You didn't break this line. You look so dizzy. ...
1. Use 120K to connect two parallel resistors and four parallel LED lamps. But the lights are dim.
2. Connect four LED lamps in series with a resistor of 10k, and then connect them in parallel. Add a 50K resistor before the parallel resistor. The light is still dim.
3. An LED lamp is connected in series with a 6K resistor, and the resistor smokes 1 s after being electrified. Fortunately, the LED lights and resistors were not broken, so I cut off the power supply. The light is "more than twice as bright as before" (is it a wrong number), but it is still not half as bright as the single light of the portable lamp.
Note: the diode may not be completely damaged when it exceeds the current, but it will damage the light-emitting PN junction and will never become very bright again.
You may want to light a few LEDs with DC power supply.
First, determine the output voltage of your charger. General chargers are 12V, 5.5V, etc.
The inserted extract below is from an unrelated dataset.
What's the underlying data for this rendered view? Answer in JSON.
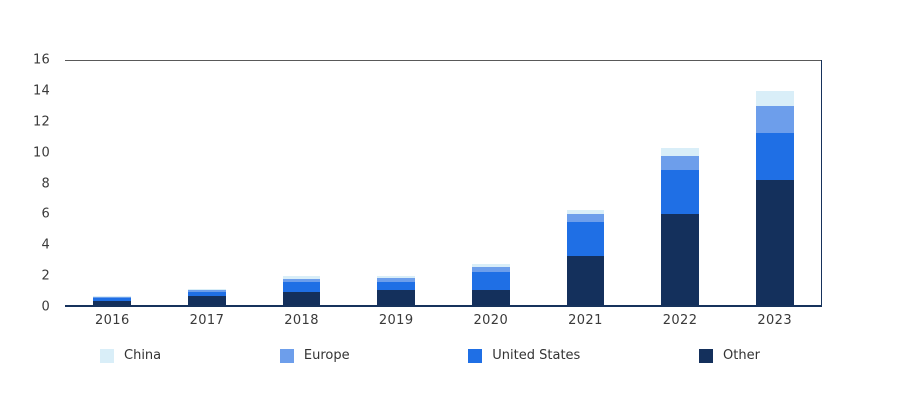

And the mobile phone charger is 5V.
The white LED of your straw hat is about 0.5 or 0.8, and the maximum current is about 20 mA.
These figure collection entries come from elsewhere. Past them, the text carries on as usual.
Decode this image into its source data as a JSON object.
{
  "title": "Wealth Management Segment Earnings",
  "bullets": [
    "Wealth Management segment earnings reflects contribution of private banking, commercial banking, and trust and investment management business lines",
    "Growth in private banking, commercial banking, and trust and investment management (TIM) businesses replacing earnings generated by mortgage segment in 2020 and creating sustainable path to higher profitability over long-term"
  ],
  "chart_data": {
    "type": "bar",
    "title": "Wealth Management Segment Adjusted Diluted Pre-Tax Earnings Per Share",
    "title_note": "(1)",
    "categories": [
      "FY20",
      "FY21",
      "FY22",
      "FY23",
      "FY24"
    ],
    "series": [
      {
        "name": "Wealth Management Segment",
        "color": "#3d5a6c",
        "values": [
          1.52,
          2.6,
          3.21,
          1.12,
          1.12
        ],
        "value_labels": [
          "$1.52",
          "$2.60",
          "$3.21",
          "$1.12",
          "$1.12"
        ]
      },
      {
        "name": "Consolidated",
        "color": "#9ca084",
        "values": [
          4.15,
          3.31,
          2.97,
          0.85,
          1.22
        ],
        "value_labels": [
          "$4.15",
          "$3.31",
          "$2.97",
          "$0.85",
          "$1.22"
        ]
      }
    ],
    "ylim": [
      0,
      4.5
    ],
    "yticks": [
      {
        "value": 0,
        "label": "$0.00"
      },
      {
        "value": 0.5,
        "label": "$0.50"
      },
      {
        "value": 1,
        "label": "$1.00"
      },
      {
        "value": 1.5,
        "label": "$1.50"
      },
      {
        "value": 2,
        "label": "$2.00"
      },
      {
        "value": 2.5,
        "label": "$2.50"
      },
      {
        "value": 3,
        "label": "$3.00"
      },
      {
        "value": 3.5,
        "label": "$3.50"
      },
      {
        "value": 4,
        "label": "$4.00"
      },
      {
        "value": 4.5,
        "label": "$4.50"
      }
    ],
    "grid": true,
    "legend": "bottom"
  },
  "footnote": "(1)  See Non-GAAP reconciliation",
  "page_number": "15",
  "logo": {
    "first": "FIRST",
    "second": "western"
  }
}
Let me estimate the voltage of your charger:
1. Use 120K to connect two parallel resistors and four parallel LED lamps. But the lights are dim.
If the lamp is dim, assuming that the current is only 1 mA, the resistance is 60k (parallel minus half), and the voltage should be 60V.
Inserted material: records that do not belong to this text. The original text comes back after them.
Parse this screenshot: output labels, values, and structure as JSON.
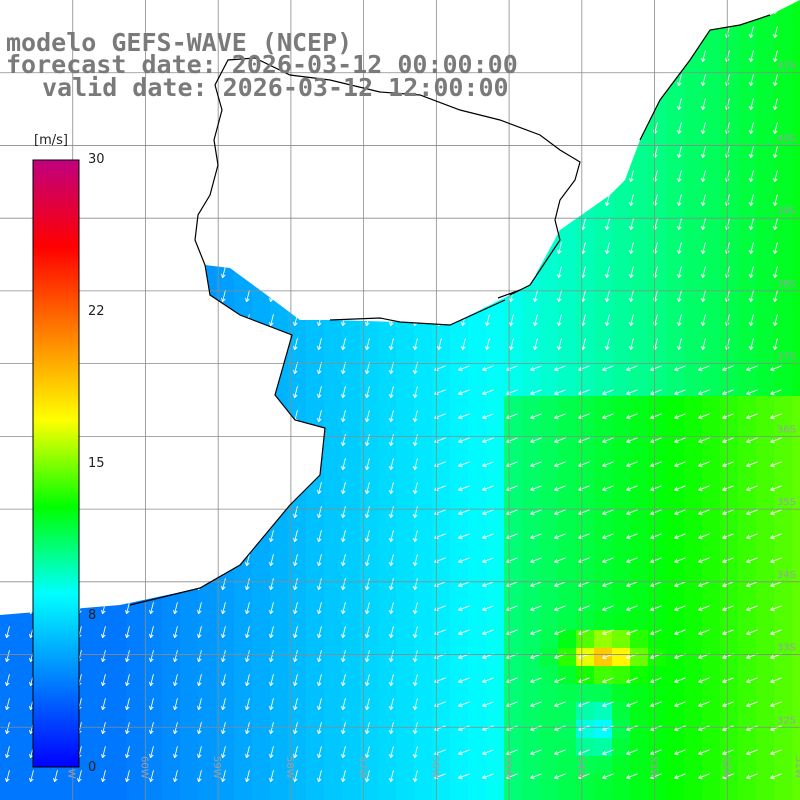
{
  "title": {
    "line1": "modelo GEFS-WAVE (NCEP)",
    "line2": "forecast date: 2026-03-12 00:00:00",
    "line3": "valid date: 2026-03-12 12:00:00"
  },
  "colorbar": {
    "unit": "[m/s]",
    "ticks": [
      {
        "label": "30",
        "value": 30
      },
      {
        "label": "22",
        "value": 22
      },
      {
        "label": "15",
        "value": 15
      },
      {
        "label": "8",
        "value": 8
      },
      {
        "label": "0",
        "value": 0
      }
    ],
    "stops": [
      "#0000ff",
      "#0080ff",
      "#00ffff",
      "#00ff00",
      "#ffff00",
      "#ff8000",
      "#ff0000",
      "#c00080"
    ]
  },
  "map": {
    "lon_range": [
      -62,
      -51
    ],
    "lat_range": [
      -42,
      -31
    ],
    "lon_labels": [
      "61W",
      "60W",
      "59W",
      "58W",
      "57W",
      "56W",
      "55W",
      "54W",
      "53W",
      "52W",
      "51W"
    ],
    "lat_labels": [
      "32S",
      "33S",
      "34S",
      "35S",
      "36S",
      "37S",
      "38S",
      "39S",
      "40S",
      "41S"
    ],
    "land_color": "#ffffff",
    "coast_color": "#000000",
    "grid_color": "#8a8a8a",
    "vector_color": "#ffffff",
    "wind_direction": "from east/northeast toward southwest",
    "speed_range_ms": [
      0,
      30
    ]
  }
}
2. Connect four LED lamps in series with a resistor of 10k, and then connect them in parallel. Add a 50K resistor before the parallel resistor. The light is still dim.
This one is still black. Forget it. You didn't say it was better than the first one.
3. An LED lamp is connected in series with a 6K resistor, and the resistor smokes 1 s after being electrified.
The rebels are smoking. If a resistance of 0.25W (quarter watt) is used, smoking means that the power exceeds 1W at least, and the resistance of 6000 ohms can exceed the power of 1W, and the voltage can reach 1W at least at 80V.
I estimate that the voltage of your charger is about 70 V.
Therefore, if you want to light a diode, you need a resistor:
(70V-0.6V)/20mA = 3470Ohm = about 3.5K Power 1.4W You need a resistor of 3.5K2W (brightest).
If there is only a resistance of 0.25W, it is necessary to reduce the current to 3.5 mA and use a resistance of 20K0.25W (dark color).